安定したボール運び、相手を引き付けてアシスト連発
現地10月12日、グリズリーズvsブルズのプレシーズンゲームに河村勇輝が出場し、24分で2得点8アシストを記録。124-121でのチームの勝利に貢献した。
グリズリーズにとっては3試合目のプレシーズン、14人と多くの選手を起用した先の2試合とは違ってジャ・モラントやデズモンド・ベインといった主力が出場せず、11選手でのローテーションが組まれ、第4クォーターのみ9分に限定されていた河村の出場機会も第1クォーターからの24分と大幅に伸びた。
最初の見せ場はすぐに訪れた。味方のファンブルによるルーズボールを鋭い出足で追いかけて相手に奪わせず、そのまま2人のディフェンスに囲まれる形となったが、動くスペースも考える時間もない中で冷静に味方に繋いで窮地を脱する。そして最初のアシストは、スピードを生かしてゴール下までドライブし、ディフェンスの注意を引き付けてのノールックパスだった。
その直後には相手のドライブするコースを塞いでトランジションディフェンスで強みを見せており、ミスマッチを強引に攻めるベテランのトーリー・クレッグのドライブのコースを読み切ってオフェンスファウルを引き出すシーンもあった。

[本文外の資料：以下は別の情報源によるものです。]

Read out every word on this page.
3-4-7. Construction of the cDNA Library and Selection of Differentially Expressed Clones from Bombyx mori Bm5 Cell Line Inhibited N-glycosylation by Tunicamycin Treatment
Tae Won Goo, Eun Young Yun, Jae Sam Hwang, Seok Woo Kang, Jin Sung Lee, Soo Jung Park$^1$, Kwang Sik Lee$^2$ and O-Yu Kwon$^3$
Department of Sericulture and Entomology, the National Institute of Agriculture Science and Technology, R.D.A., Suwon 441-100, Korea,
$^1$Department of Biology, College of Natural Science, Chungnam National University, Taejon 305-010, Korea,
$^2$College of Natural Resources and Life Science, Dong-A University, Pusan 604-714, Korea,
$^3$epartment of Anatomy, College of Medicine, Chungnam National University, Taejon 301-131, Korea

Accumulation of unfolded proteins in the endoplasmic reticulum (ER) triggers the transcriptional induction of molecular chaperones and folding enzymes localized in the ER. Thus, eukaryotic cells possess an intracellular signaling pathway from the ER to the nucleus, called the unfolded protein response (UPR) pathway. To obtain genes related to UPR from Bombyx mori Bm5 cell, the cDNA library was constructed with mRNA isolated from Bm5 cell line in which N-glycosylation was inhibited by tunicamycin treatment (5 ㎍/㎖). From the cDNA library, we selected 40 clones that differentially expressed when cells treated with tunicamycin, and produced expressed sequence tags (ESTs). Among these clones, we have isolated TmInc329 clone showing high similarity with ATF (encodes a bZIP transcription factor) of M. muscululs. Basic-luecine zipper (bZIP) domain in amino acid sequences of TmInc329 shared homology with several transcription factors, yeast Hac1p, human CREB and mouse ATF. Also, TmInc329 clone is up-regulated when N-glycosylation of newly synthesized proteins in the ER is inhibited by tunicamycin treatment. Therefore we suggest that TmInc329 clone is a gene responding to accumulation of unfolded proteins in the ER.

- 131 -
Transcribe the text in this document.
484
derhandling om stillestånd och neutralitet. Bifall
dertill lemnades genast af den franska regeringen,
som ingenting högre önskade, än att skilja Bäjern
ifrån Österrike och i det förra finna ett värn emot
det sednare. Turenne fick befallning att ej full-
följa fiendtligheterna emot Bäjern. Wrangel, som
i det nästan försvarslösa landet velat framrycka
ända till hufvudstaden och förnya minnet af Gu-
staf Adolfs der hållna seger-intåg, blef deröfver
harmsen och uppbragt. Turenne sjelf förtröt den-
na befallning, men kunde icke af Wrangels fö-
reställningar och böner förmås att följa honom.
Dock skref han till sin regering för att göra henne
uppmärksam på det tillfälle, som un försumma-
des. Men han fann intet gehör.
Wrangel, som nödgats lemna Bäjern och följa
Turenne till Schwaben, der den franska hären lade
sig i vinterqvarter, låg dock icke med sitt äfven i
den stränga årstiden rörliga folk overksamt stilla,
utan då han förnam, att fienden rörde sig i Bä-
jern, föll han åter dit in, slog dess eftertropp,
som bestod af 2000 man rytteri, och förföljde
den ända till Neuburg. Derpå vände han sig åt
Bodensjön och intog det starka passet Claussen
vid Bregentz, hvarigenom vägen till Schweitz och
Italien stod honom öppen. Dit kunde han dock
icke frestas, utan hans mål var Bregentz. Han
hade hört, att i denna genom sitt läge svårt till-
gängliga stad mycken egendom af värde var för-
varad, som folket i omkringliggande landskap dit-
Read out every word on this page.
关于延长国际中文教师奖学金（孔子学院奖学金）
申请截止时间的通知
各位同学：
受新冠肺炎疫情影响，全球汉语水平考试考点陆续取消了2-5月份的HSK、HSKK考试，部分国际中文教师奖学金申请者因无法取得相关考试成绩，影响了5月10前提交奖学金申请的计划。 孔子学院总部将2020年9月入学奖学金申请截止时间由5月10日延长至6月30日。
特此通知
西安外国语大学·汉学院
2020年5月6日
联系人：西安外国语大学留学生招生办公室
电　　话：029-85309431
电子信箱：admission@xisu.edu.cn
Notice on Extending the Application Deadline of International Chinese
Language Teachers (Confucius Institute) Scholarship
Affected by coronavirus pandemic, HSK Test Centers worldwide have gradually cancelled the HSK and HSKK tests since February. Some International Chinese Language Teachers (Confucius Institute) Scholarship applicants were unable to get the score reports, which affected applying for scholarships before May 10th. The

その後もドライブの緩急でディフェンス2人を引き付け、がら空きのゴール下に走り込むザック・イディーにパスを合わせてイージーダンクを演出。河村のパスから味方が3ポイントシュートを確率良く決めたこともあって、アシストは順調に伸びていった。
河村のアシスト量産は安定したボール運びによって生み出されている。ボールを運ぶところで相手ディフェンスにプレッシャーをかけられても巧みなボールコントロールでかわし、相手が必要以上に詰めてくれば一瞬の加速で抜く気配を見せ、逆にプレッシャーをかける。こうしてアタッキングエリアまで危なげなくボールを運び、ディフェンスが我慢しきれず2人がかりで止めにくれば、それによってオープンになった選手を瞬時に見付け出してパスを出す。河村がBリーグで培ったボール運びの安定感、そこからのプレーメークはNBAでも十分に通用すると言っていいだろう。
課題はシュートで、この試合でも5本を放つもすべて失敗。得点はフリースローによる2だけで、24分の出場時間でオフェンスを引っ張っていた選手としては物足りない。ドライブでペイントを攻めるところまでは行けているが、フィニッシュでは相手の高さ、寄せのプレッシャーに負けている状態。ここをどう改善して乗り越えるかがチーム定着のカギになりそうだ。
それでも、一番の懸念だったサイズ不足によるディフェンスの難を露呈することなく、プレーメークでは及第点よりかなり上。前の試合ではオフェンスを引っ張る意欲が弱くて本来のパフォーマンスを出せなかったが、すぐに修正してきたのもプラス要素だ。河村はNBAのバスケに素早く順応しつつある。